What strikes me most about this passage (acknowledging that it is a paraphrase of Wiman's remarks, not direct quotation), is the dishonesty of allowing that Stevens might be a "great poet," even though his poems have the grave defects Wiman enumerates. Clearly Wiman doesn't believe Stevens is a great poet; how could someone who had "a destructive influence on modern poetry" be great? Wiman has high moral standards for poetry to meet--it mustn't be "inhuman" (that word again),"uprooted," "self-indulgent"--and manifestly Stevens's poetry doesn't measure up. (Although is is important to note that these standards are moral. There's nothing in this diatribe that actually touches on Stevens's facility as a poet, his ability to indeed think "in sounds.")
Although perhaps it is more important for a poet to be "companionable" than to dilly-dally around so much with words and stuff, more important to offer "something born of blood and emotion" (as if Stevens's poems don't contain emotion--has Wiman read "The Death of a Soldier"?) than to write skillful and provocative poems. Presumably Poetry will be publishing poems that manifest the opposite qualities Wiman describes here, and readers can decide for themselves whether they represent an advance in the art of poetry. But if I had to bet on what will be influential 50 years from now, the issues of Poetry editied by Christian Wiman or the poems of Wallace Stevens, my money is decidedly on the latter.
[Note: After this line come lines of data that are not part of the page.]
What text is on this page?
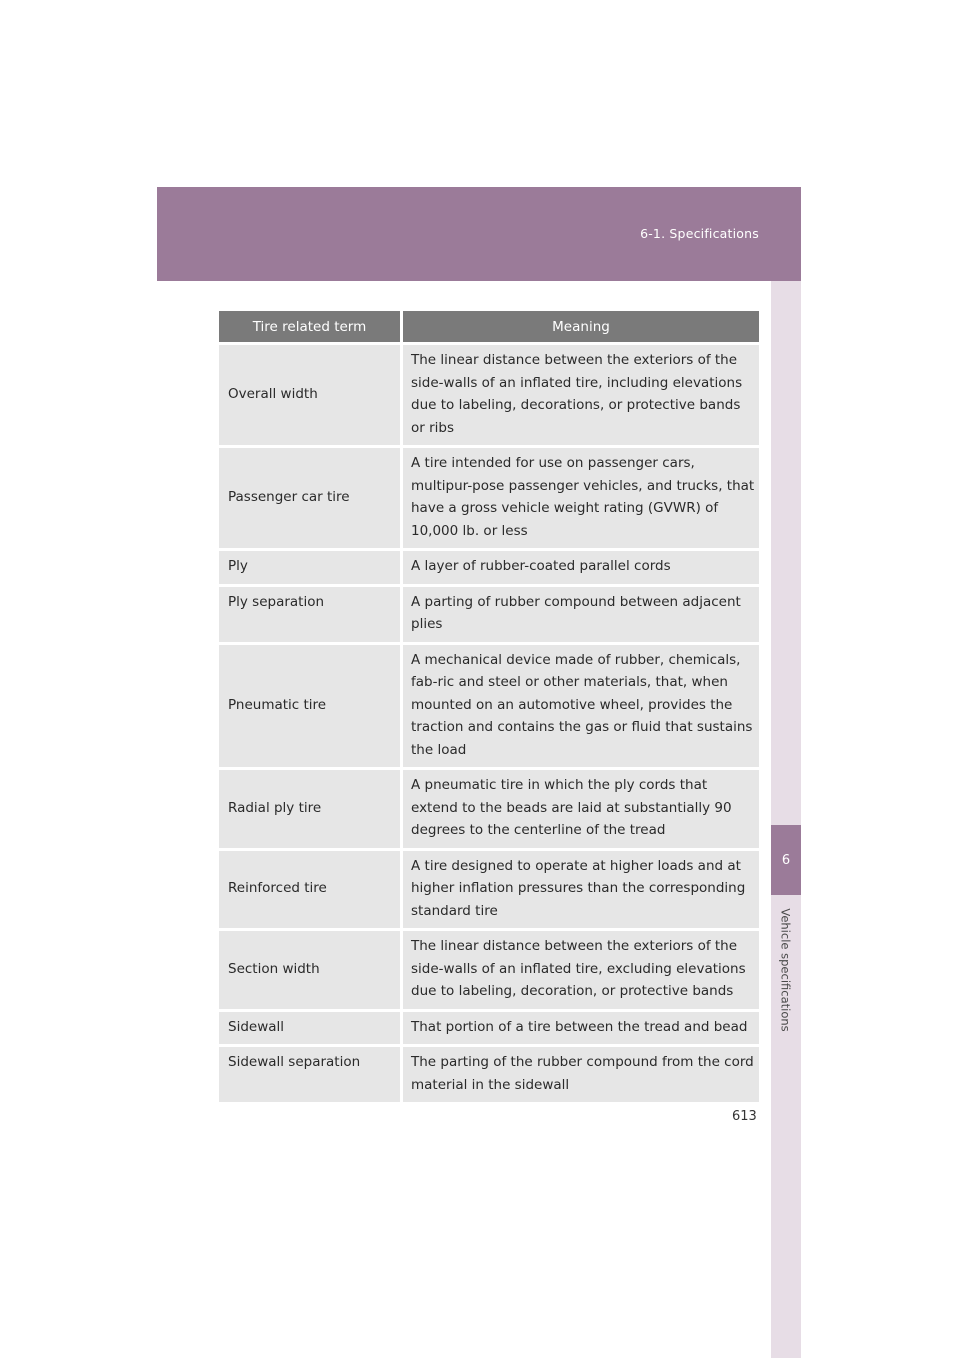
6-1. Specifications
6
Vehicle specifications
Tire related term	Meaning
Overall width	The linear distance between the exteriors of the side-walls of an inflated tire, including elevations due to labeling, decorations, or protective bands or ribs
Passenger car tire	A tire intended for use on passenger cars, multipur-pose passenger vehicles, and trucks, that have a gross vehicle weight rating (GVWR) of 10,000 lb. or less
Ply	A layer of rubber-coated parallel cords
Ply separation	A parting of rubber compound between adjacent plies
Pneumatic tire	A mechanical device made of rubber, chemicals, fab-ric and steel or other materials, that, when mounted on an automotive wheel, provides the traction and contains the gas or fluid that sustains the load
Radial ply tire	A pneumatic tire in which the ply cords that extend to the beads are laid at substantially 90 degrees to the centerline of the tread
Reinforced tire	A tire designed to operate at higher loads and at higher inflation pressures than the corresponding standard tire
Section width	The linear distance between the exteriors of the side-walls of an inflated tire, excluding elevations due to labeling, decoration, or protective bands
Sidewall	That portion of a tire between the tread and bead
Sidewall separation	The parting of the rubber compound from the cord material in the sidewall
613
Thanks to John Palatella for alerting me to the ebr article.
"Chldren picking up our bones / Will never know that we were once / As quick as foxes on the hill..."
What a collosally simplisitic view of Stevens this Wiman has. One must have a mind of winter indeed.
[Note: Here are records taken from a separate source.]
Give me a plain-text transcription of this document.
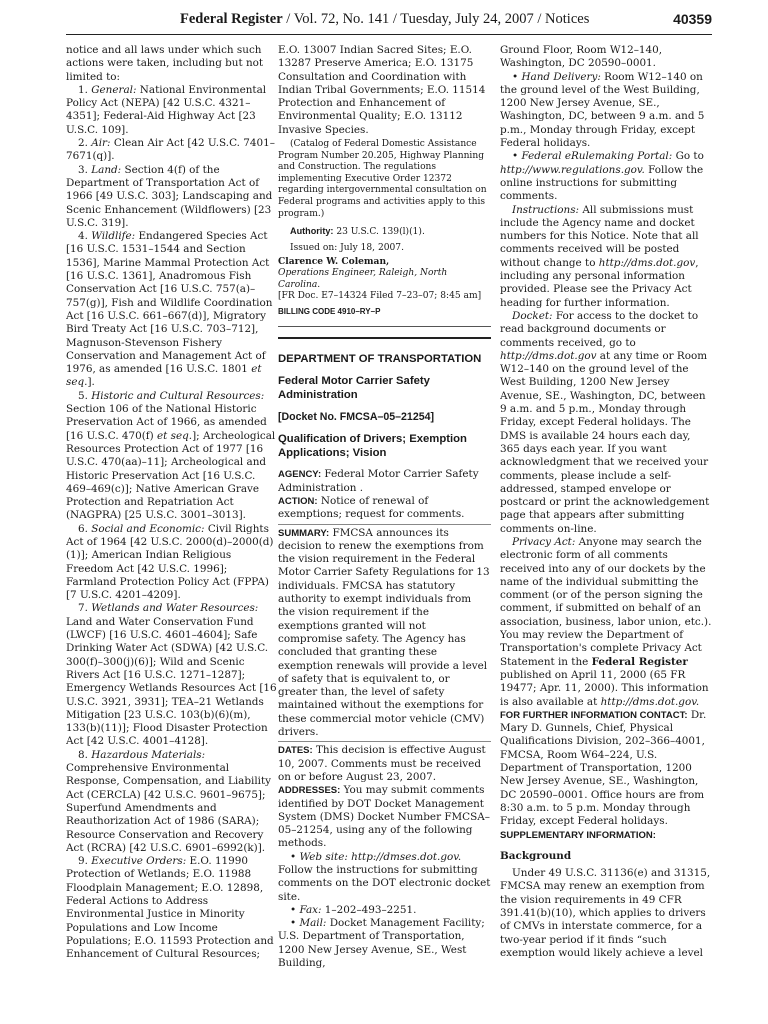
Federal Register / Vol. 72, No. 141 / Tuesday, July 24, 2007 / Notices	40359

notice and all laws under which such actions were taken, including but not limited to:

1. General: National Environmental Policy Act (NEPA) [42 U.S.C. 4321–4351]; Federal-Aid Highway Act [23 U.S.C. 109].

2. Air: Clean Air Act [42 U.S.C. 7401–7671(q)].

3. Land: Section 4(f) of the Department of Transportation Act of 1966 [49 U.S.C. 303]; Landscaping and Scenic Enhancement (Wildflowers) [23 U.S.C. 319].

4. Wildlife: Endangered Species Act [16 U.S.C. 1531–1544 and Section 1536], Marine Mammal Protection Act [16 U.S.C. 1361], Anadromous Fish Conservation Act [16 U.S.C. 757(a)–757(g)], Fish and Wildlife Coordination Act [16 U.S.C. 661–667(d)], Migratory Bird Treaty Act [16 U.S.C. 703–712], Magnuson-Stevenson Fishery Conservation and Management Act of 1976, as amended [16 U.S.C. 1801 et seq.].

5. Historic and Cultural Resources: Section 106 of the National Historic Preservation Act of 1966, as amended [16 U.S.C. 470(f) et seq.]; Archeological Resources Protection Act of 1977 [16 U.S.C. 470(aa)–11]; Archeological and Historic Preservation Act [16 U.S.C. 469–469(c)]; Native American Grave Protection and Repatriation Act (NAGPRA) [25 U.S.C. 3001–3013].

6. Social and Economic: Civil Rights Act of 1964 [42 U.S.C. 2000(d)–2000(d)(1)]; American Indian Religious Freedom Act [42 U.S.C. 1996]; Farmland Protection Policy Act (FPPA) [7 U.S.C. 4201–4209].

7. Wetlands and Water Resources: Land and Water Conservation Fund (LWCF) [16 U.S.C. 4601–4604]; Safe Drinking Water Act (SDWA) [42 U.S.C. 300(f)–300(j)(6)]; Wild and Scenic Rivers Act [16 U.S.C. 1271–1287]; Emergency Wetlands Resources Act [16 U.S.C. 3921, 3931]; TEA–21 Wetlands Mitigation [23 U.S.C. 103(b)(6)(m), 133(b)(11)]; Flood Disaster Protection Act [42 U.S.C. 4001–4128].

8. Hazardous Materials: Comprehensive Environmental Response, Compensation, and Liability Act (CERCLA) [42 U.S.C. 9601–9675]; Superfund Amendments and Reauthorization Act of 1986 (SARA); Resource Conservation and Recovery Act (RCRA) [42 U.S.C. 6901–6992(k)].

9. Executive Orders: E.O. 11990 Protection of Wetlands; E.O. 11988 Floodplain Management; E.O. 12898, Federal Actions to Address Environmental Justice in Minority Populations and Low Income Populations; E.O. 11593 Protection and Enhancement of Cultural Resources;

E.O. 13007 Indian Sacred Sites; E.O. 13287 Preserve America; E.O. 13175 Consultation and Coordination with Indian Tribal Governments; E.O. 11514 Protection and Enhancement of Environmental Quality; E.O. 13112 Invasive Species.

(Catalog of Federal Domestic Assistance Program Number 20.205, Highway Planning and Construction. The regulations implementing Executive Order 12372 regarding intergovernmental consultation on Federal programs and activities apply to this program.)

Authority: 23 U.S.C. 139(l)(1).

Issued on: July 18, 2007.

Clarence W. Coleman,

Operations Engineer, Raleigh, North Carolina.

[FR Doc. E7–14324 Filed 7–23–07; 8:45 am]

BILLING CODE 4910–RY–P

DEPARTMENT OF TRANSPORTATION

Federal Motor Carrier Safety Administration

[Docket No. FMCSA–05–21254]

Qualification of Drivers; Exemption Applications; Vision

AGENCY: Federal Motor Carrier Safety Administration .

ACTION: Notice of renewal of exemptions; request for comments.

SUMMARY: FMCSA announces its decision to renew the exemptions from the vision requirement in the Federal Motor Carrier Safety Regulations for 13 individuals. FMCSA has statutory authority to exempt individuals from the vision requirement if the exemptions granted will not compromise safety. The Agency has concluded that granting these exemption renewals will provide a level of safety that is equivalent to, or greater than, the level of safety maintained without the exemptions for these commercial motor vehicle (CMV) drivers.

DATES: This decision is effective August 10, 2007. Comments must be received on or before August 23, 2007.

ADDRESSES: You may submit comments identified by DOT Docket Management System (DMS) Docket Number FMCSA–05–21254, using any of the following methods.

• Web site: http://dmses.dot.gov. Follow the instructions for submitting comments on the DOT electronic docket site.

• Fax: 1–202–493–2251.

• Mail: Docket Management Facility; U.S. Department of Transportation, 1200 New Jersey Avenue, SE., West Building,

Ground Floor, Room W12–140, Washington, DC 20590–0001.

• Hand Delivery: Room W12–140 on the ground level of the West Building, 1200 New Jersey Avenue, SE., Washington, DC, between 9 a.m. and 5 p.m., Monday through Friday, except Federal holidays.

• Federal eRulemaking Portal: Go to http://www.regulations.gov. Follow the online instructions for submitting comments.

Instructions: All submissions must include the Agency name and docket numbers for this Notice. Note that all comments received will be posted without change to http://dms.dot.gov, including any personal information provided. Please see the Privacy Act heading for further information.

Docket: For access to the docket to read background documents or comments received, go to http://dms.dot.gov at any time or Room W12–140 on the ground level of the West Building, 1200 New Jersey Avenue, SE., Washington, DC, between 9 a.m. and 5 p.m., Monday through Friday, except Federal holidays. The DMS is available 24 hours each day, 365 days each year. If you want acknowledgment that we received your comments, please include a self-addressed, stamped envelope or postcard or print the acknowledgement page that appears after submitting comments on-line.

Privacy Act: Anyone may search the electronic form of all comments received into any of our dockets by the name of the individual submitting the comment (or of the person signing the comment, if submitted on behalf of an association, business, labor union, etc.). You may review the Department of Transportation's complete Privacy Act Statement in the Federal Register published on April 11, 2000 (65 FR 19477; Apr. 11, 2000). This information is also available at http://dms.dot.gov.

FOR FURTHER INFORMATION CONTACT: Dr. Mary D. Gunnels, Chief, Physical Qualifications Division, 202–366–4001, FMCSA, Room W64–224, U.S. Department of Transportation, 1200 New Jersey Avenue, SE., Washington, DC 20590–0001. Office hours are from 8:30 a.m. to 5 p.m. Monday through Friday, except Federal holidays.

SUPPLEMENTARY INFORMATION:

Background

Under 49 U.S.C. 31136(e) and 31315, FMCSA may renew an exemption from the vision requirements in 49 CFR 391.41(b)(10), which applies to drivers of CMVs in interstate commerce, for a two-year period if it finds “such exemption would likely achieve a level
Posted by: Jonathan Mayhew | 01/13/2006 at 09:38 AM
Hey Dan,
This is sort of off topic, but about that "inhuman" thing... I've seen it used in two very different if not diametrically opposed contexts. The first by usually conservative commentators on art who see themselves as following in the Arnoldian tradition of art-as-high-culture that you pinpointed in your post on the New Criterion a week or so ago. A quick googling for "art" and "inhuman" brings up these:
http://www.taemag.com/issues/articleid.15393/article_detail.asp
http://www.taemag.com/issues/articleid.15401/article_detail.asp
Althought it remains more or less implicit in both articles, the idea, I gather, is that anything that deviates from the great tradition of the best known and thought (as defined by such commentators) also happens to deviate from the category of human. Now, to this end, I think (I hope) that these commentators are using "human" to refer to some brand of the idea of Humanism (like, say, Humanism vs. Scholasticism or Humanism vs. Marxism). If that's not the case, then I suppose they're denying the basic humanity of the guy who did "Piss Christ," which, given the heat of some of the rhetoric these people use, might not be so far from the truth. (Anybody remember an article where a conservative made some kind of parallel between "Piss Christ" and Abu Ghraib?)
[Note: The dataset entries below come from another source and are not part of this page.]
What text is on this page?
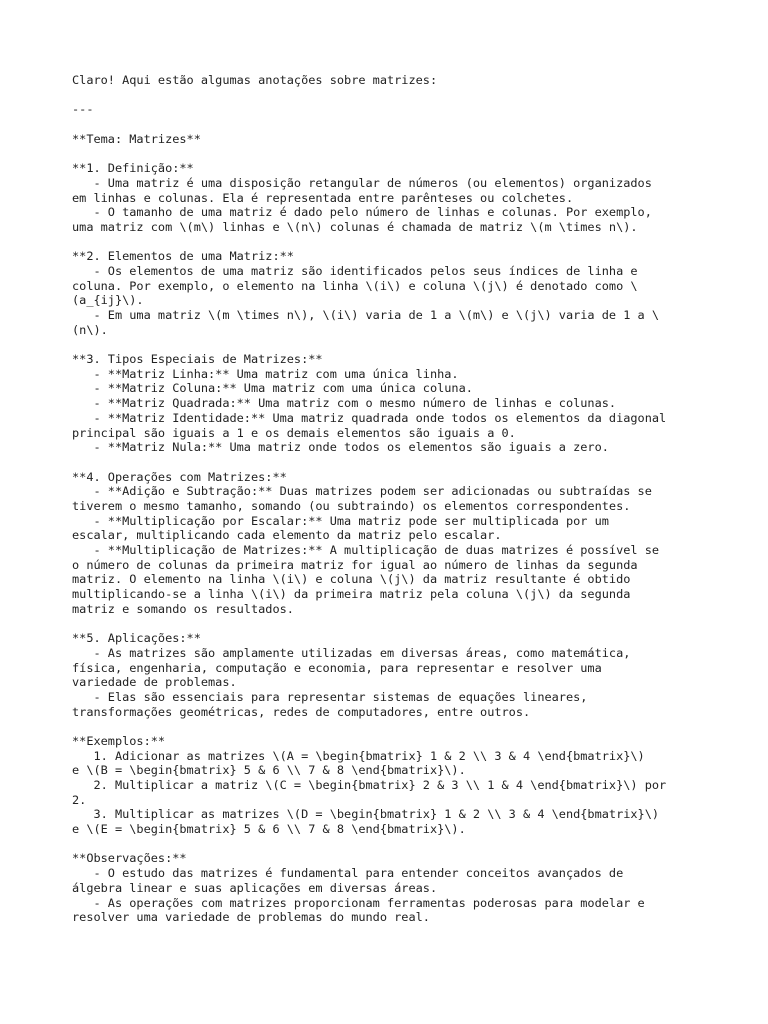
Claro! Aqui estão algumas anotações sobre matrizes:
---
**Tema: Matrizes**
**1. Definição:**
- Uma matriz é uma disposição retangular de números (ou elementos) organizados
em linhas e colunas. Ela é representada entre parênteses ou colchetes.
- O tamanho de uma matriz é dado pelo número de linhas e colunas. Por exemplo,
uma matriz com \(m\) linhas e \(n\) colunas é chamada de matriz \(m \times n\).
**2. Elementos de uma Matriz:**
- Os elementos de uma matriz são identificados pelos seus índices de linha e
coluna. Por exemplo, o elemento na linha \(i\) e coluna \(j\) é denotado como \
(a_{ij}\).
- Em uma matriz \(m \times n\), \(i\) varia de 1 a \(m\) e \(j\) varia de 1 a \
(n\).
**3. Tipos Especiais de Matrizes:**
- **Matriz Linha:** Uma matriz com uma única linha.
- **Matriz Coluna:** Uma matriz com uma única coluna.
- **Matriz Quadrada:** Uma matriz com o mesmo número de linhas e colunas.
- **Matriz Identidade:** Uma matriz quadrada onde todos os elementos da diagonal
principal são iguais a 1 e os demais elementos são iguais a 0.
- **Matriz Nula:** Uma matriz onde todos os elementos são iguais a zero.
**4. Operações com Matrizes:**
- **Adição e Subtração:** Duas matrizes podem ser adicionadas ou subtraídas se
tiverem o mesmo tamanho, somando (ou subtraindo) os elementos correspondentes.
- **Multiplicação por Escalar:** Uma matriz pode ser multiplicada por um
escalar, multiplicando cada elemento da matriz pelo escalar.
- **Multiplicação de Matrizes:** A multiplicação de duas matrizes é possível se
o número de colunas da primeira matriz for igual ao número de linhas da segunda
matriz. O elemento na linha \(i\) e coluna \(j\) da matriz resultante é obtido
multiplicando-se a linha \(i\) da primeira matriz pela coluna \(j\) da segunda
matriz e somando os resultados.
**5. Aplicações:**
- As matrizes são amplamente utilizadas em diversas áreas, como matemática,
física, engenharia, computação e economia, para representar e resolver uma
variedade de problemas.
- Elas são essenciais para representar sistemas de equações lineares,
transformações geométricas, redes de computadores, entre outros.
**Exemplos:**
1. Adicionar as matrizes \(A = \begin{bmatrix} 1 & 2 \\ 3 & 4 \end{bmatrix}\)
e \(B = \begin{bmatrix} 5 & 6 \\ 7 & 8 \end{bmatrix}\).
2. Multiplicar a matriz \(C = \begin{bmatrix} 2 & 3 \\ 1 & 4 \end{bmatrix}\) por
2.
3. Multiplicar as matrizes \(D = \begin{bmatrix} 1 & 2 \\ 3 & 4 \end{bmatrix}\)
e \(E = \begin{bmatrix} 5 & 6 \\ 7 & 8 \end{bmatrix}\).
**Observações:**
- O estudo das matrizes é fundamental para entender conceitos avançados de
álgebra linear e suas aplicações em diversas áreas.
- As operações com matrizes proporcionam ferramentas poderosas para modelar e
resolver uma variedade de problemas do mundo real.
But that brings us to the second context where I've seen "inhuman" used in discussions on art/literature: namely, in Heidegger-influenced, post-structuralist talk. It usually comes up when the commentator wants to allude to the idea of "Speech speaks us" (I forget the German... it sounds cooler in German). The idea here is that we don't have control over language, that language is a kind of machine that controls or speaks for us. Inhuman is called for in this context because it's as if the human element, or at least what we think of as the human element (warmth, freedom, abruptness), is suppressed by a language which weighs down upon us.
Posted by: JK | 01/13/2006 at 02:15 PM
And innovative writers such as Ron Sukenick have said that we are all 'posthuman' now. This perhaps relates to JK's point about collective language, whereby language speaks through us, overriding the individual ego. However, with Sukenick et al this is seen as a good thing, while the 'posthuman' condition is simply our reality (neither intrinsically good nor bad).
Posted by: Nick | 01/13/2006 at 03:33 PM
On the "more people should write in meter" issue mentioned in your first installment, I find that one of the notable things about Stevens is his use of short blank verse--a thing that must have seemed counter-intuitive at the time.